Almanya’da emekçi sınıfların durumu giderek kötüleşirken Die Linke muhalefet partisi olarak da fark yaratan bir parti görüntüsü çizememiş ve neticede bürokratik bir sistem partisi olarak ciddi ölçülerde mana kaybına uğramıştır. Şimdilerde bu kan kaybı Die Linke’nin iyiden iyiye silikleşmesini beraberinde getiriyor.
Almanya solunda Batı’daki trendlerle kıyaslandığında bazı boşlukların yaşandığı görülüyor.

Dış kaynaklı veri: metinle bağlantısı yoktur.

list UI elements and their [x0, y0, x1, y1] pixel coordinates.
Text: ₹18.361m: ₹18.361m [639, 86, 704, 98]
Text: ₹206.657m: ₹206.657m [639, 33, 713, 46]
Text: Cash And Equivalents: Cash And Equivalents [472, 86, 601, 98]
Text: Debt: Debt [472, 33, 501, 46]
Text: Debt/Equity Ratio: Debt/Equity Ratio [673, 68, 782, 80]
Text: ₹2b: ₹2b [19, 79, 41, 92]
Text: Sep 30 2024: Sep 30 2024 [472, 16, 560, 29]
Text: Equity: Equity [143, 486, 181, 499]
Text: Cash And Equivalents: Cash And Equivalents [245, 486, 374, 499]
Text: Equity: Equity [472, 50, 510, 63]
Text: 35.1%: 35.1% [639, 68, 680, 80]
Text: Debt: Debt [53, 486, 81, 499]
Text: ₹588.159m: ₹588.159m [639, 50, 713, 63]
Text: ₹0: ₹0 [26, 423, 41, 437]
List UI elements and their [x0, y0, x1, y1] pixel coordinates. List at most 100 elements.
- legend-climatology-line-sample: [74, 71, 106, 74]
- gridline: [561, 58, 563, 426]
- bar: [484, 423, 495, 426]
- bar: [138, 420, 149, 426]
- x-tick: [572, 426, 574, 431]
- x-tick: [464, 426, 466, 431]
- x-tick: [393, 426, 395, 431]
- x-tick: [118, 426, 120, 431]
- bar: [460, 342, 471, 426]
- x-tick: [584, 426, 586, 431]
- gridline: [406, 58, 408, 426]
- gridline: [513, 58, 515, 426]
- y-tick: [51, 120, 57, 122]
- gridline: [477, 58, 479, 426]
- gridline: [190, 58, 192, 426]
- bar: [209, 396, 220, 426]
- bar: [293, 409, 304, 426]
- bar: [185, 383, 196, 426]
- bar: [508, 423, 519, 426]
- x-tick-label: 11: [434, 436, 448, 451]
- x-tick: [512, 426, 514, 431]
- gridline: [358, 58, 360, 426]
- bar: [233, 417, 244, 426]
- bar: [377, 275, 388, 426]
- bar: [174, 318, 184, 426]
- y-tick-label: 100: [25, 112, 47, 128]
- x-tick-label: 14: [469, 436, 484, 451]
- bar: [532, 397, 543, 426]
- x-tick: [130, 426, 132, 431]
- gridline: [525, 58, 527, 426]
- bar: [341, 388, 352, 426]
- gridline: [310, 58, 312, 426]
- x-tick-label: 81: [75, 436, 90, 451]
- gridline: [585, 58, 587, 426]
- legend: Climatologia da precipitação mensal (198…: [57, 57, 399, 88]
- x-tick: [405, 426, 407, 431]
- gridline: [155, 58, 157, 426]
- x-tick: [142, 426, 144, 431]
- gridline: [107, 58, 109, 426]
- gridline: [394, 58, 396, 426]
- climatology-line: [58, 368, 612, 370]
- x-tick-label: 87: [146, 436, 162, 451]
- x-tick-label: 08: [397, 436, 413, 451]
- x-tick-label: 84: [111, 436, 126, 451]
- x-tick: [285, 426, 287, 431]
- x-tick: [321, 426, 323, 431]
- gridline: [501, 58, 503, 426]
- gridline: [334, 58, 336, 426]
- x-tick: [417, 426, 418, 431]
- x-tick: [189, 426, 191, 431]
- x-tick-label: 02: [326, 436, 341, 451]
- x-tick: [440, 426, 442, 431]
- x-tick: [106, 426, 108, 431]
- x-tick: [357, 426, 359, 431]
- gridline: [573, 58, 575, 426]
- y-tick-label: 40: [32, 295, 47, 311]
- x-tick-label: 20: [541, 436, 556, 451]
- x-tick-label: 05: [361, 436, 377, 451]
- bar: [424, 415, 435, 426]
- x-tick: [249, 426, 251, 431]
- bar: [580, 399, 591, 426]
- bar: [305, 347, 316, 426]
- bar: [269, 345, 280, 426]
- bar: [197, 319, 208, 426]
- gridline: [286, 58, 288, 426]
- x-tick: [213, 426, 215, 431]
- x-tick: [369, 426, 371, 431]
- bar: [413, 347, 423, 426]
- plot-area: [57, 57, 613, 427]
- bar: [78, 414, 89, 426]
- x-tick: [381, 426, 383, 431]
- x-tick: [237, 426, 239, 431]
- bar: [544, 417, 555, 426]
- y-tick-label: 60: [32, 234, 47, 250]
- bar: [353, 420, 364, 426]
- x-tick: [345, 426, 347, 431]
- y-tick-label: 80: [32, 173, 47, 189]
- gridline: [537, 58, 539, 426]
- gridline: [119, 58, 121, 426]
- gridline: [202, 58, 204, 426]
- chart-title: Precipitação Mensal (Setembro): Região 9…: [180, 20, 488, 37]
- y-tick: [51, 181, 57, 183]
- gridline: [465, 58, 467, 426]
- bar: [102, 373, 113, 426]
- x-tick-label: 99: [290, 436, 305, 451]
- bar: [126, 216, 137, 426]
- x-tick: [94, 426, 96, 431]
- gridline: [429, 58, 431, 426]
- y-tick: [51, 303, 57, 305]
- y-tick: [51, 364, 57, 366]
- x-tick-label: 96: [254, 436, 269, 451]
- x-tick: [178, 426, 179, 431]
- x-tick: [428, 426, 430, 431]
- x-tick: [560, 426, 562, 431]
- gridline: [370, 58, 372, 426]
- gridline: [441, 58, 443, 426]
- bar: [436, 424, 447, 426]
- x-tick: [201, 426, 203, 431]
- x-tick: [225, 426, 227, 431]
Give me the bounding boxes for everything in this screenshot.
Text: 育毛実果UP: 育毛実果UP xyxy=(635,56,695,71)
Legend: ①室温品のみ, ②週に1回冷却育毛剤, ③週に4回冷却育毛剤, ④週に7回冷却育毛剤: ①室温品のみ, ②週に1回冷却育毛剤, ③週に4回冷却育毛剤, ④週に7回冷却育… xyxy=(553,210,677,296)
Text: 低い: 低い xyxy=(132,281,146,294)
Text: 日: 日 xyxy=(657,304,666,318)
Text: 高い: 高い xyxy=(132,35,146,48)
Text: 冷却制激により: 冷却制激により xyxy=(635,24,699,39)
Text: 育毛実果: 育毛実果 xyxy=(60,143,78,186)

Zira Batı ülkelerindeki kapitalist kriz karşısında çeşitli sol reformist ya da sol popülist trendlerin yükselişi yaşanmıştı. Bunlar arasında İngiltere’de Corbyn, Fransa’da Melanchon, ABD’de Sanders ile bunlara ilaveten iflas eden Syriza ve Syriza’nın iflası ile yıldızı çabuk sönen Podemos‘u ilk akla gelenler. Gelgelelim Almanya’da SPD’nin azgın neoliberalizmine isyan edenler Die Linke’nin kuruluşuna katılmıştı. Ama Die Linke, özellike doğu Alman kanadının piyasacılığı ile fos çıkınca sol-reformist bir güç haline bile gelememişti. İşte bu boşluk Almanya’da bütün inisiyatifin tümüyle aşırı sağa geçmesine yol açıyor.